Joseph Farebrother

**Name of the Vulnerable Software and Affected Versions** Redisson versions prior to 3.22.0 **Description** The issue concerns a Java Redis client that uses the Netty framework. Prior to version 3.22.0, some messages received from the Redis server contain Java objects that the client deserializes without further validation. Attackers can trick clients into communicating with a malicious server, including specially crafted objects in its responses that, once deserialized by the client, force it to execute arbitrary code. This can be abused to take control of the machine the client is running on. **Recommendations** For versions prior to 3.22.0, update to version 3.22.0 to resolve the issue. As a temporary workaround, consider restricting the allowed classes for deserialization by using the `SerializationCodec(ClassLoader classLoader, Set<String> allowedClasses)` constructor. Avoid using the `Kryo5Codec` as deserialization codec, as it is still vulnerable to arbitrary object deserialization due to the `setRegistrationRequired(false)` call. Use `KryoCodec` as a safe alternative for deserialization.

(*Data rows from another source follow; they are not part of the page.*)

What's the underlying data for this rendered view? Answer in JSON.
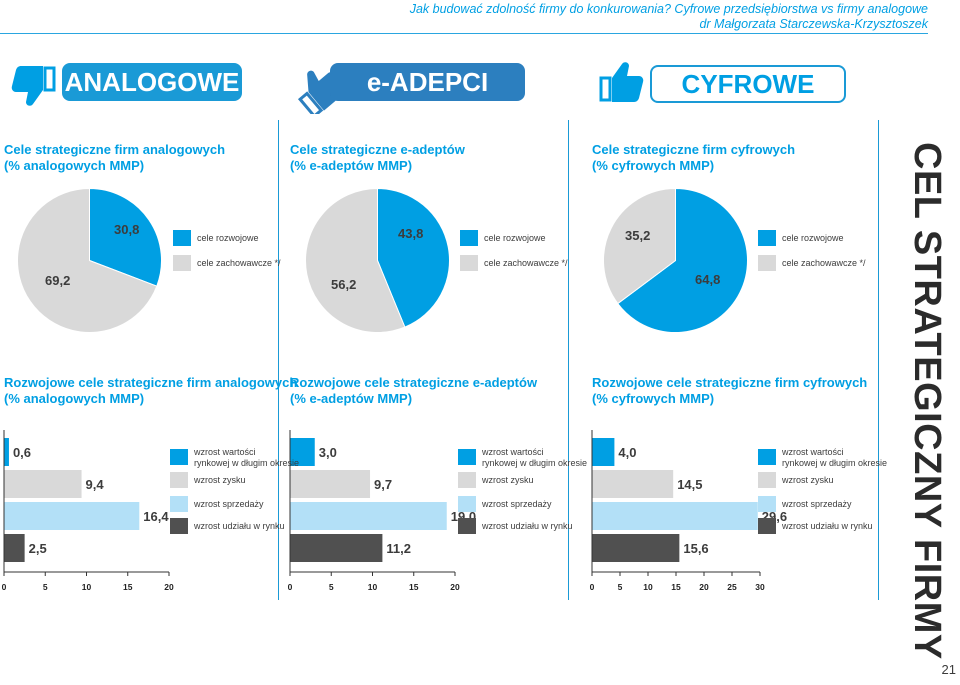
{
  "header": {
    "line1": "Jak budować zdolność firmy do konkurowania? Cyfrowe przedsiębiorstwa vs firmy analogowe",
    "line2": "dr Małgorzata Starczewska-Krzysztoszek"
  },
  "categories": {
    "analog": "ANALOGOWE",
    "eadept": "e-ADEPCI",
    "digital": "CYFROWE"
  },
  "colors": {
    "blue": "#009fe3",
    "gray": "#d9d9d9",
    "light_blue": "#b3e0f7",
    "dark": "#505050",
    "analog_pill": "#1a9ad6",
    "eadept_pill": "#2c7fbf",
    "digital_pill": "#ffffff"
  },
  "legend": {
    "pie": [
      "cele rozwojowe",
      "cele zachowawcze */"
    ],
    "bar": [
      "wzrost wartości\nrynkowej w długim okresie",
      "wzrost zysku",
      "wzrost sprzedaży",
      "wzrost udziału w rynku"
    ]
  },
  "sidebar_text": "CEL STRATEGICZNY FIRMY",
  "page_number": "21",
  "chart_data": [
    {
      "type": "pie",
      "title": "Cele strategiczne firm analogowych\n(% analogowych MMP)",
      "series": [
        {
          "name": "cele rozwojowe",
          "value": 30.8,
          "label": "30,8"
        },
        {
          "name": "cele zachowawcze */",
          "value": 69.2,
          "label": "69,2"
        }
      ]
    },
    {
      "type": "pie",
      "title": "Cele strategiczne e-adeptów\n(% e-adeptów MMP)",
      "series": [
        {
          "name": "cele rozwojowe",
          "value": 43.8,
          "label": "43,8"
        },
        {
          "name": "cele zachowawcze */",
          "value": 56.2,
          "label": "56,2"
        }
      ]
    },
    {
      "type": "pie",
      "title": "Cele strategiczne firm cyfrowych\n(% cyfrowych MMP)",
      "series": [
        {
          "name": "cele rozwojowe",
          "value": 64.8,
          "label": "64,8"
        },
        {
          "name": "cele zachowawcze */",
          "value": 35.2,
          "label": "35,2"
        }
      ]
    },
    {
      "type": "bar",
      "title": "Rozwojowe cele strategiczne firm analogowych\n(% analogowych MMP)",
      "xlim": [
        0,
        20
      ],
      "ticks": [
        "0",
        "5",
        "10",
        "15",
        "20"
      ],
      "categories": [
        "wzrost wartości rynkowej w długim okresie",
        "wzrost zysku",
        "wzrost sprzedaży",
        "wzrost udziału w rynku"
      ],
      "values": [
        0.6,
        9.4,
        16.4,
        2.5
      ],
      "labels": [
        "0,6",
        "9,4",
        "16,4",
        "2,5"
      ]
    },
    {
      "type": "bar",
      "title": "Rozwojowe cele strategiczne e-adeptów\n(% e-adeptów MMP)",
      "xlim": [
        0,
        20
      ],
      "ticks": [
        "0",
        "5",
        "10",
        "15",
        "20"
      ],
      "categories": [
        "wzrost wartości rynkowej w długim okresie",
        "wzrost zysku",
        "wzrost sprzedaży",
        "wzrost udziału w rynku"
      ],
      "values": [
        3.0,
        9.7,
        19.0,
        11.2
      ],
      "labels": [
        "3,0",
        "9,7",
        "19,0",
        "11,2"
      ]
    },
    {
      "type": "bar",
      "title": "Rozwojowe cele strategiczne firm cyfrowych\n(% cyfrowych MMP)",
      "xlim": [
        0,
        30
      ],
      "ticks": [
        "0",
        "5",
        "10",
        "15",
        "20",
        "25",
        "30"
      ],
      "categories": [
        "wzrost wartości rynkowej w długim okresie",
        "wzrost zysku",
        "wzrost sprzedaży",
        "wzrost udziału w rynku"
      ],
      "values": [
        4.0,
        14.5,
        29.6,
        15.6
      ],
      "labels": [
        "4,0",
        "14,5",
        "29,6",
        "15,6"
      ]
    }
  ]
}
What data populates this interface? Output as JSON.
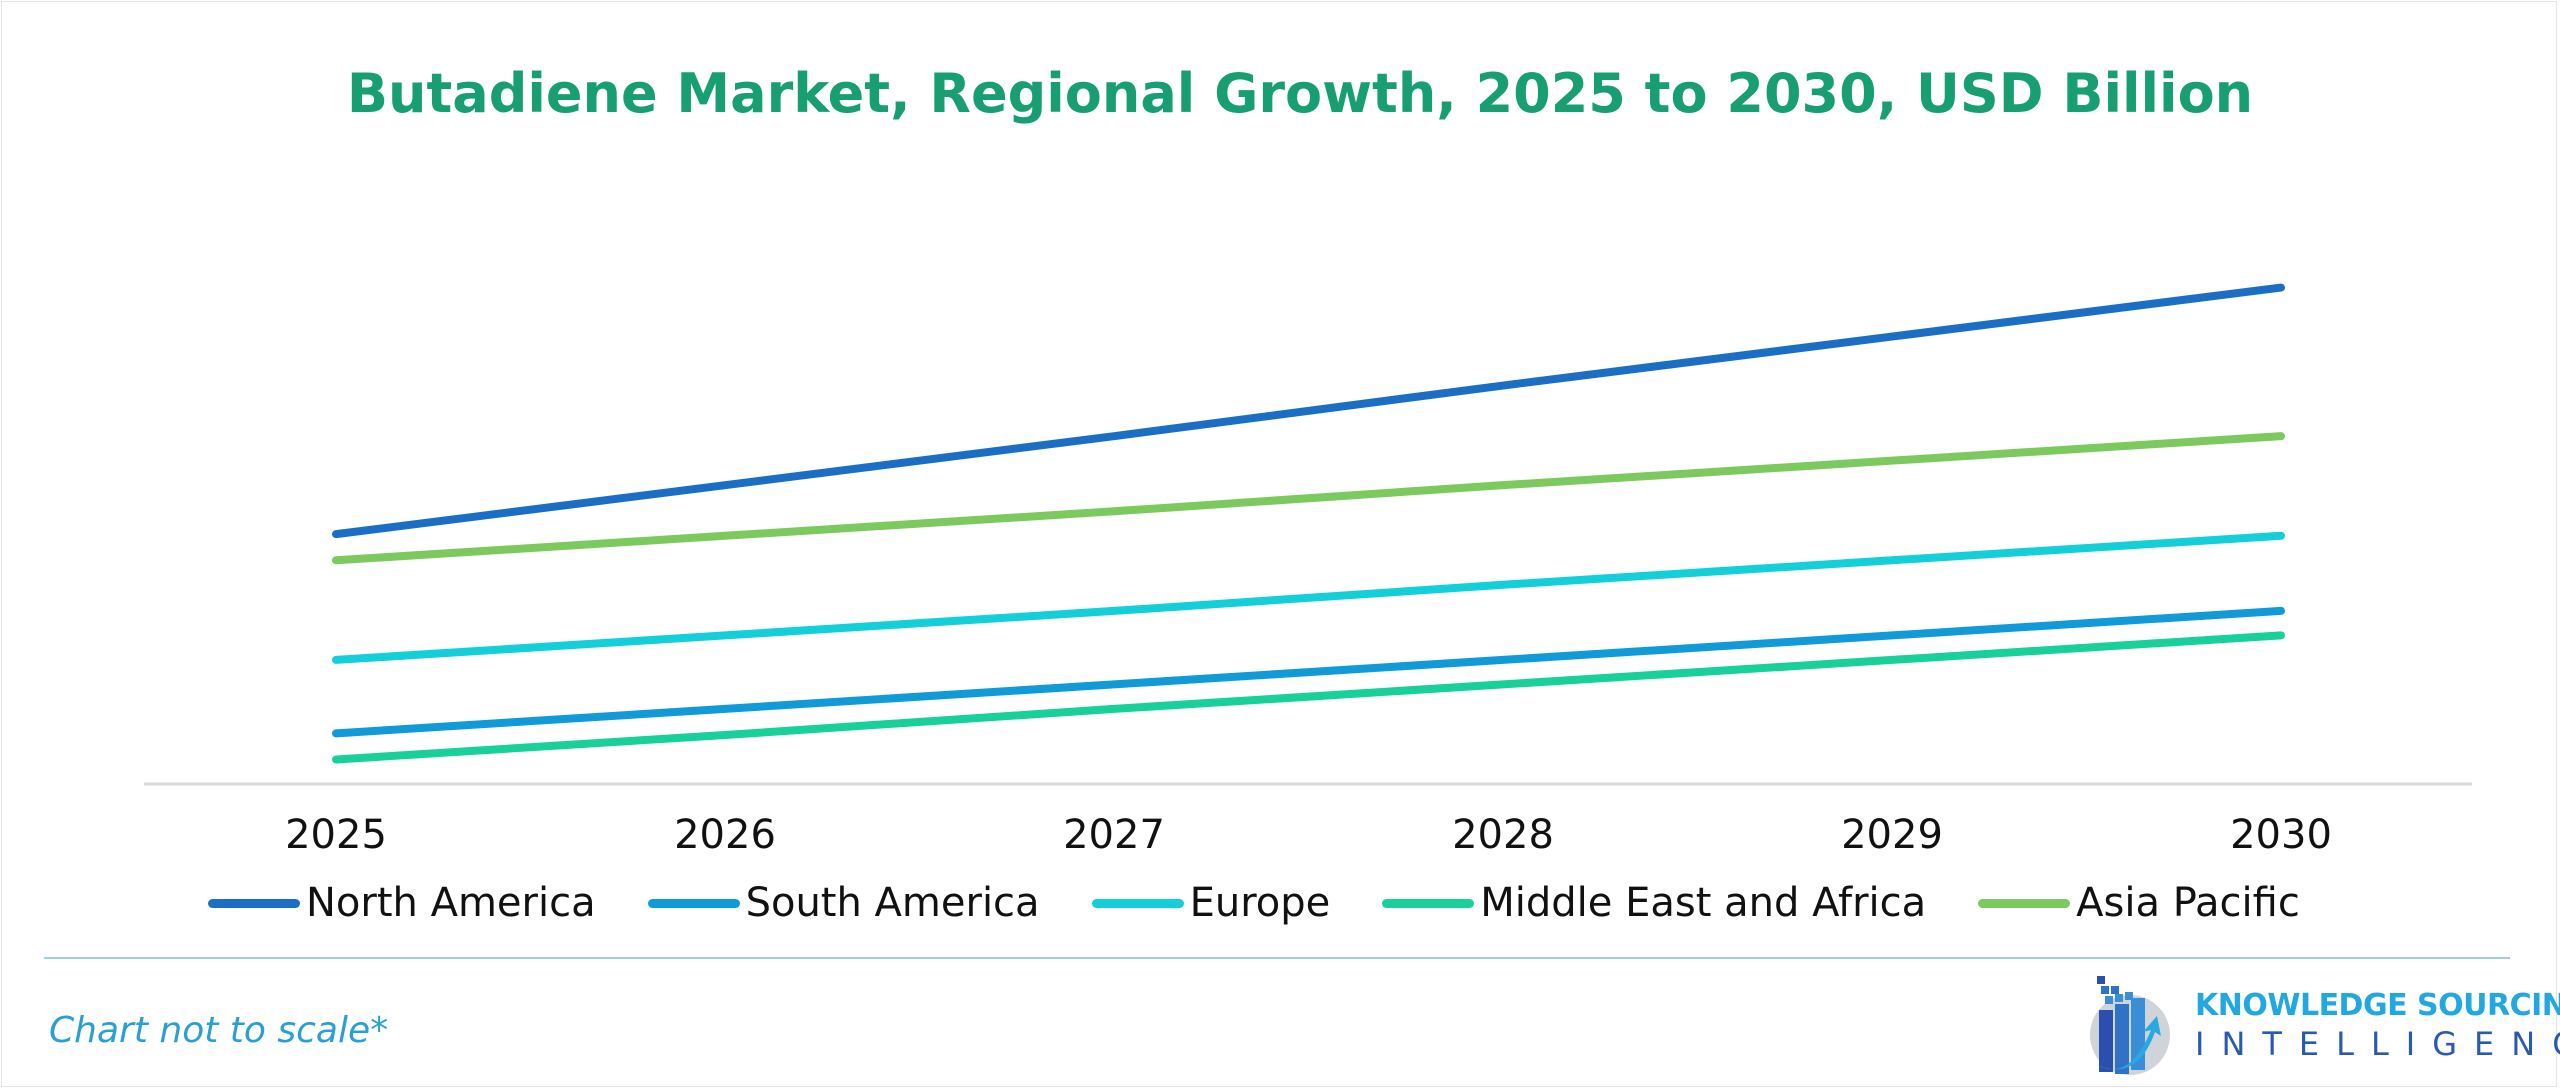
{
  "chart_data": {
    "type": "line",
    "title": "Butadiene Market, Regional Growth, 2025 to 2030, USD Billion",
    "categories": [
      "2025",
      "2026",
      "2027",
      "2028",
      "2029",
      "2030"
    ],
    "grid": false,
    "y_axis_visible": false,
    "legend_position": "bottom",
    "series": [
      {
        "name": "North America",
        "color": "#1a6fc4",
        "values": [
          1.53,
          1.83,
          2.13,
          2.44,
          2.74,
          3.04
        ]
      },
      {
        "name": "South America",
        "color": "#109bd8",
        "values": [
          0.31,
          0.46,
          0.61,
          0.76,
          0.91,
          1.06
        ]
      },
      {
        "name": "Europe",
        "color": "#12cfd9",
        "values": [
          0.76,
          0.91,
          1.06,
          1.22,
          1.37,
          1.52
        ]
      },
      {
        "name": "Middle East and Africa",
        "color": "#17d09a",
        "values": [
          0.15,
          0.3,
          0.46,
          0.61,
          0.76,
          0.91
        ]
      },
      {
        "name": "Asia Pacific",
        "color": "#7cc95e",
        "values": [
          1.37,
          1.52,
          1.67,
          1.83,
          1.98,
          2.13
        ]
      }
    ]
  },
  "footer": {
    "note": "Chart not to scale*"
  },
  "logo": {
    "line1": "KNOWLEDGE SOURCING",
    "line2": "INTELLIGENCE"
  },
  "colors": {
    "title": "#179f72",
    "note": "#2a9fd6"
  }
}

**Name of the Vulnerable Software and Affected Versions** Aerospike Java Client versions prior to 7.0.0 Aerospike Java Client versions prior to 6.2.0 Aerospike Java Client versions prior to 5.2.0 Aerospike Java Client versions prior to 4.5.0 **Description** The Aerospike Java client has a vulnerability related to the deserialization of Java objects received from the server. Attackers can trick clients into communicating with a malicious server, which can include crafted objects in its responses that force the client to execute arbitrary code when deserialized. This can be abused to take control of the machine the client is running on. The issue is related to the `ObjectInputStream` used in the `Buffer.bytesToObject` method, which deserializes objects from the message bytes without proper validation. **Recommendations** For versions prior to 7.0.0, update to version 7.0.0 or later. For versions prior to 6.2.0, update to version 6.2.0 or later. For versions prior to 5.2.0, update to version 5.2.0 or later. For versions prior to 4.5.0, update to version 4.5.0 or later. As a temporary workaround, consider avoiding deserialization of untrusted data if possible, and use other formats like JSON or XML instead of serialized objects. However, be aware that these formats should not be deserialized into complex objects to minimize attack opportunities.

**Name of the Vulnerable Software and Affected Versions** Apache OFBiz versions prior to 18.12.06 **Description** The issue arises from the way Apache OFBiz handles URLs provided by external, unauthenticated users, making it vulnerable to Regular Expression Denial of Service (ReDoS). **Recommendations** For versions prior to 18.12.06, upgrade to 18.12.06 or apply the necessary patches to resolve the issue.

**Name of the Vulnerable Software and Affected Versions** Apache Tapestry versions up to 5.8.1 **Description** The issue is related to a Regular Expression Denial of Service (ReDoS) in the way Apache Tapestry handles Content Types. Specially crafted Content Types can cause catastrophic backtracking, taking exponential time to complete, due to the regular expression used on the parameter of the `org.apache.tapestry5.http.ContentType` class. This vulnerability cannot be triggered by web requests in Tapestry code alone and would only occur if non-Tapestry code passes outside input to the `ContentType` class constructor. **Recommendations** For Apache Tapestry versions up to 5.8.1, update to version 5.8.2 to resolve the issue. As a temporary workaround, consider restricting the use of the `org.apache.tapestry5.http.ContentType` class to minimize the risk of exploitation, especially when handling outside input.